Gardener allows users to configure the Pod network’s CIDR during Shoot creation:

apiVersion: core.gardener.cloud/v1beta1
kind: Shoot
spec:
  networking:
    type: <some-network-extension-name> # {calico,cilium}
    pods: 100.96.0.0/16
    nodes: ...
    services: ...

⚠️ The networking.pods IP configuration is immutable and cannot be changed afterwards. Please consider the following paragraph to choose a configuration which will meet your demands.

One of the network plugin’s (CNI) tasks is to assign IP addresses to Pods started in the Pod network. Different network plugins come with different IP address management (IPAM) features, so we can’t give any definite advice how IP ranges should be configured. Nevertheless, we want to outline the standard configuration.
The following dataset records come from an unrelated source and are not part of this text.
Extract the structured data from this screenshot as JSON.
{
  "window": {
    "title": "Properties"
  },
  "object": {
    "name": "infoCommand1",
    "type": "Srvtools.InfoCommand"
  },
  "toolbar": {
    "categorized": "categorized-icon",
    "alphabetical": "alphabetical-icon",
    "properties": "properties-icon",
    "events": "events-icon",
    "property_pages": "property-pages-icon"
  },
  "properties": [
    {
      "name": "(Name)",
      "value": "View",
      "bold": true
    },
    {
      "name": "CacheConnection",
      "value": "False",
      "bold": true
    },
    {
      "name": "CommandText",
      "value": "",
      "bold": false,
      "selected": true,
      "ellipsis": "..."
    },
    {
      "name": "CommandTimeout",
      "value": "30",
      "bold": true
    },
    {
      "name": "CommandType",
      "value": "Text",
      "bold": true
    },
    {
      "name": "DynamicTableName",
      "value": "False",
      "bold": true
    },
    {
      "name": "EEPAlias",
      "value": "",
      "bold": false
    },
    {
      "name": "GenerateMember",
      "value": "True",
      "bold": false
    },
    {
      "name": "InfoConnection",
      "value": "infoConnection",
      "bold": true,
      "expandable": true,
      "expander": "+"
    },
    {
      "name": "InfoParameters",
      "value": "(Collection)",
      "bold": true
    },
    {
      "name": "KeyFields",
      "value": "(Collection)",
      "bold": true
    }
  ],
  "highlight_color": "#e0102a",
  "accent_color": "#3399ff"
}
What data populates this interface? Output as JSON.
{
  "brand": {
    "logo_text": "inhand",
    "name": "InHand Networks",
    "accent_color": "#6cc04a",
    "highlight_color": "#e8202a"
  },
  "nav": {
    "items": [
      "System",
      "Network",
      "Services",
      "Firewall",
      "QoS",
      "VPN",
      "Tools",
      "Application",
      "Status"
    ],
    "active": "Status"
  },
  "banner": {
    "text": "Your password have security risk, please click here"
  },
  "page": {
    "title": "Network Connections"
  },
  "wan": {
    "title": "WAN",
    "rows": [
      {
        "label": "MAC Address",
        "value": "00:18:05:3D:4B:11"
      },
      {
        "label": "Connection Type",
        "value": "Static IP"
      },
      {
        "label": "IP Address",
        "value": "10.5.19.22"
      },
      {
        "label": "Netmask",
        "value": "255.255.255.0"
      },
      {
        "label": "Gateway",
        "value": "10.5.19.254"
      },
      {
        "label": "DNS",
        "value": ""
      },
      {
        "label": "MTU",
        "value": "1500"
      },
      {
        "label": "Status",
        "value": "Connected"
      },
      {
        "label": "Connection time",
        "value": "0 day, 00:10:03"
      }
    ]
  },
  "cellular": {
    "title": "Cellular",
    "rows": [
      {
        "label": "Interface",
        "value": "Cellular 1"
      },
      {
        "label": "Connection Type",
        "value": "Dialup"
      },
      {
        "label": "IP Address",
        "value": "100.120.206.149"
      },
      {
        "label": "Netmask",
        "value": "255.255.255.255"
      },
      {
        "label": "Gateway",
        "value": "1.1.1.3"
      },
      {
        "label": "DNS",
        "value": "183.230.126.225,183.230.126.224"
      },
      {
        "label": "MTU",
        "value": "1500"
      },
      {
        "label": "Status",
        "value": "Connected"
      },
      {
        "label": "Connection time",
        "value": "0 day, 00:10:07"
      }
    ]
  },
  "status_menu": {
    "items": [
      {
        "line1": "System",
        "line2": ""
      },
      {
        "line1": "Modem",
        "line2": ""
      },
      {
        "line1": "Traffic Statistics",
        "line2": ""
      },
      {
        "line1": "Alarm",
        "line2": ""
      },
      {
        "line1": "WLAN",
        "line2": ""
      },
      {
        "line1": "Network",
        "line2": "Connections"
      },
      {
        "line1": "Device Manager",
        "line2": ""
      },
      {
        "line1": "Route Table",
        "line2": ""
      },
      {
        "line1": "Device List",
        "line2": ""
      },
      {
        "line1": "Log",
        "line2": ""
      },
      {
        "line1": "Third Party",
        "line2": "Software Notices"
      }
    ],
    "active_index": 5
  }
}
Information in .spec.networking.pods matches the –cluster-cidr flag of the Kube-Controller-Manager of your Shoot cluster. This IP range is divided into smaller subnets, also called podCIDRs (default mask /24) and assigned to Node objects .spec.podCIDR. Pods get their IP address from this smaller node subnet in a default IPAM setup. Thus, it must be guaranteed that enough of these subnets can be created for the maximum amount of nodes you expect in the cluster.

Example 1

Pod network: 100.96.0.0/16
nodeCIDRMaskSize: /24
-------------------------

Number of podCIDRs: 256 --> max. Node count 
Number of IPs per podCIDRs: 256

With the configuration above a Shoot cluster can at most have 256 nodes which are ready to run workload in the Pod network.

Example 2

Pod network: 100.96.0.0/20
nodeCIDRMaskSize: /24
-------------------------

Number of podCIDRs: 16 --> max. Node count 
Number of IPs per podCIDRs: 256

With the configuration above a Shoot cluster can at most have 16 nodes which are ready to run workload in the Pod network.

Beside the configuration in .spec.networking.pods, users can tune the nodeCIDRMaskSize used by Kube-Controller-Manager on shoot creation. A smaller IP range per node means more podCIDRs and thus the ability to provision more nodes in the cluster, but less available IPs for Pods running on each of the nodes.

apiVersion: core.gardener.cloud/v1beta1
kind: Shoot
spec:
  kubeControllerManager:
    nodeCIDRMaskSize: 24 (default)

⚠️ The nodeCIDRMaskSize configuration is immutable and cannot be changed afterwards.

Example 3

Pod network: 100.96.0.0/20
nodeCIDRMaskSize: /25
-------------------------

Number of podCIDRs: 32 --> max. Node count 
Number of IPs per podCIDRs: 128

With the configuration above, a Shoot cluster can at most have 32 nodes which are ready to run workload in the Pod network.